I would sit for an hour, coaxing Kitty to eat just one more spoonful of this or that. Please, I would think, please, please just eat this.
Then I read a book called My Child Won’t Eat! , by a Spanish nutritionist called Carlos Gonzalez, and it changed my life.
First of all, it completely re-calibrated my idea of how much, and what, Kitty was eating. The horror stories of children who refused to eat anything for days, lost weight, went yellow or bruised at the slightest touch, made me realise that Kitty’s diet was entirely fine. She ate a bit of this, a bit of that. Some things she wouldn’t countenance, but other things she would surprise me by trying. She was not constipated, or underweight, or constantly exhausted, or a funny colour.
She was thriving and I hadn’t even noticed.
‘Stop making mealtimes a stress!’ said the book. Relax! No child will starve itself. Give your child the opportunity to be hungry at mealtimes by not stuffing them – out of anxiety – full of crackers between meals. You say when meals are and what meals are, but the child says how much. What matters is that fruit and vegetables are always or nearly always offered, not that they are always eaten or finished.
After I read the book I felt like I was flying. I felt released from the crushing burden of failing to feed my child the requisite amounts of spinach and kale. I hugged this information to myself. I was released, set free. I felt as relieved as I did when I stopped trying to breastfeed. I fell to my knees, palms turned in suicidal supplication to the sky, and I gave thanks for this mercy.
With my second child, Sam, born two years and three months after Kitty, I might as well have been a different person. My expectations from my life were so different. I did not – I do not – require several hours to myself to sit on the sofa and stare at the wall in blank horror at what my life has become.
Even if I have been kept awake the night before, there is too much to do. And I don’t mind doing it, now. When I had Kitty I couldn’t believe how often I was expected to cook. Now I am just so grateful that I’ve got all the correct stuff – plenty of chopping boards and knives, really sharp speed-peelers, a hand blender. When there is a quiet moment in the house I do not sit and stare, I put on my apron and start chopping, cooking and blending.

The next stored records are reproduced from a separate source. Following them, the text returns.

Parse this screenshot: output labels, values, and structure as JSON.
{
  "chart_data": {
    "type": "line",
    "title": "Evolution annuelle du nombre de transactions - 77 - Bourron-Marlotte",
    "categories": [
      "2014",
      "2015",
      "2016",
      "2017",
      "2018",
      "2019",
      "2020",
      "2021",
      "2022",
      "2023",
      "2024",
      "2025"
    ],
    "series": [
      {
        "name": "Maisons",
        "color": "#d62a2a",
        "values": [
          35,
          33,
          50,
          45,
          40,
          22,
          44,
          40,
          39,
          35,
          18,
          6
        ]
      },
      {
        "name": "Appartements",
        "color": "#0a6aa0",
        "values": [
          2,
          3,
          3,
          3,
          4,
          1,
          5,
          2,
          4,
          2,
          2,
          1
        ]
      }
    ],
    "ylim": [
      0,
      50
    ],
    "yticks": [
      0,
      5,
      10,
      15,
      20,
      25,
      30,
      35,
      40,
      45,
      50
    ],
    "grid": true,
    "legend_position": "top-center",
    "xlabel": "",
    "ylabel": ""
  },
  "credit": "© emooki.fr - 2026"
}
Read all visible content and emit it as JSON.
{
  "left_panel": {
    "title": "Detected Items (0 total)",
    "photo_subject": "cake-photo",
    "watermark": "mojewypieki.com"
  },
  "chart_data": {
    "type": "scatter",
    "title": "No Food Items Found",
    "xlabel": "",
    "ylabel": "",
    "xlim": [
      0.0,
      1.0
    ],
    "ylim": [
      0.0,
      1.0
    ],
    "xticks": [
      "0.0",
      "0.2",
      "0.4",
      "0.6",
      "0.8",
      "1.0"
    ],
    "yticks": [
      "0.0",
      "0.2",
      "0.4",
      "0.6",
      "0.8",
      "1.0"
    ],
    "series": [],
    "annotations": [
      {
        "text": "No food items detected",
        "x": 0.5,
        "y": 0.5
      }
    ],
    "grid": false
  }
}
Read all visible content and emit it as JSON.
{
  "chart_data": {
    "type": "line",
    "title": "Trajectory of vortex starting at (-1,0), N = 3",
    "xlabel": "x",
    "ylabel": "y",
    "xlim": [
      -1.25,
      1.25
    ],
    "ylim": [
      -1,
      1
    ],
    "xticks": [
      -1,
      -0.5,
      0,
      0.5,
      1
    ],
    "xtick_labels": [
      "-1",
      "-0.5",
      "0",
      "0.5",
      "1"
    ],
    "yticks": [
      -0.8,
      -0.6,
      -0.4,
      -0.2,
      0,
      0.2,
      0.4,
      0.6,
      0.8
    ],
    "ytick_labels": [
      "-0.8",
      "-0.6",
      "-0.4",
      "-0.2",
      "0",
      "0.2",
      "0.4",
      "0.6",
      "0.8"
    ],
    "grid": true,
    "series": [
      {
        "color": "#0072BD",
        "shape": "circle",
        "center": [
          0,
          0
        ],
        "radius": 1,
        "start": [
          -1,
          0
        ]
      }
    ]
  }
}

As soon as Sam required weaning I reached for two popular and sensible baby food recipe books and I methodically went through the purees to find ones that he liked. Baby-led weaning was not an option. This boy was starving and I just needed to funnel food into his tummy – milk was not enough. First time around, these books had freaked me out with their fussy little amounts – 40g of this and 120g of that. Now I looked upon them as my saviour. I didn’t have to think! Just do what it says here.
Then I chopped, cooked and blended … chopped, cooked and blended … chopped, cooked and blended. I bought more storage pots and a special pen to write on the pots what was inside. Then I chopped and cooked and blended. Again, again, again. Repeat. Again.
And Sam responded, opening his gob for food. More, more, more! He was like a sideshow at a circus. Watch the enormous monster baby eat! Down went another spoonful, and another, and another! All sorts of different permutations of vegetable, a fish one, a chicken one, a beef one, macaroni cheese made with microscopic little flower-shaped pasta bits …
It’s nothing I did to make him such a dustbin; he’s just a big boy and hungry all the time. But I do sometimes wonder if I did Kitty a disservice by not approaching her weaning in the same way.
No matter. As Sam approached a year and didn’t want to suck down purees any more but was too incompetent to feed himself, there was about a six-week period where things were a bit rocky. What to feed him now – what, what?? And, selfishly, what could I feed him that I could potentially also feed Kitty so that we weren’t doing that ghastly thing where I was making two separate dinners? I ended up doing a thing where I would chew Sam’s food for him and feed him by hand.